Near him, Catherine Badot-Costello, book conservator for special collections, used tiny spatulas to turn the pages of an old photo album from Tozzer Library of the Bakuba, a pre-colonial society in what is now the Democratic Republic of Congo.
Across from her, Christopher Sokolowski, paper conservator for special collections, was using a binocular microscope that can magnify images up to 15 times to find loose layers of paint in an illustrated Bible made in France in the 14th century.
The center, on Mount Auburn Street and named in honor of Paul M. Weissman ’52 and Harriet L. Weissman, preserves rare books, manuscripts, drawings, maps, photographs and other treasures held in repositories across Harvard’s libraries. Its window wall faces north and allows maximum use of natural light.
Last year, conservators took preservation action on 16,000 items, said Brenda Bernier, James Needham Chief Conservator and Head of Weissman Preservation Center and Collections Care. Work included treatment, preparation for exhibition or digital imaging, and repair. But preservation, she said, shouldn’t be confused with restoration.
“If we find a loose page, we’d secure it, but if there’s a loss, we’re not painting that loss,” said Bernier. “We’d stabilize it by adding a material sympathetic in tone, but we wouldn’t try to recreate the image. That’s in the realm of restoration. Our goal is to make these collections stable and usable by students, faculty, and researchers, now and in the future.”

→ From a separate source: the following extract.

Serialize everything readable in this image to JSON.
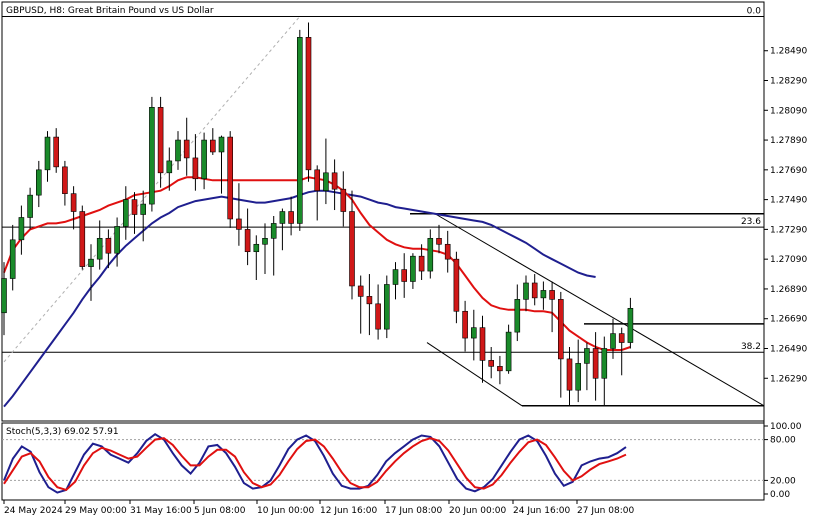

Among the items treated last year were English manor rolls on parchment, 1282 to 1770, from Harvard Law School Library; early 20th-century advertising posters from Radcliffe’s Schlesinger Library; and two ceremonial swords. One of the swords was used by actor Edwin Booth in “Hamlet” and belongs to the Harvard Theatre Collection at Houghton Library. It is currently on exhibition at Houghton’s “Shakespeare: His Collected Works.”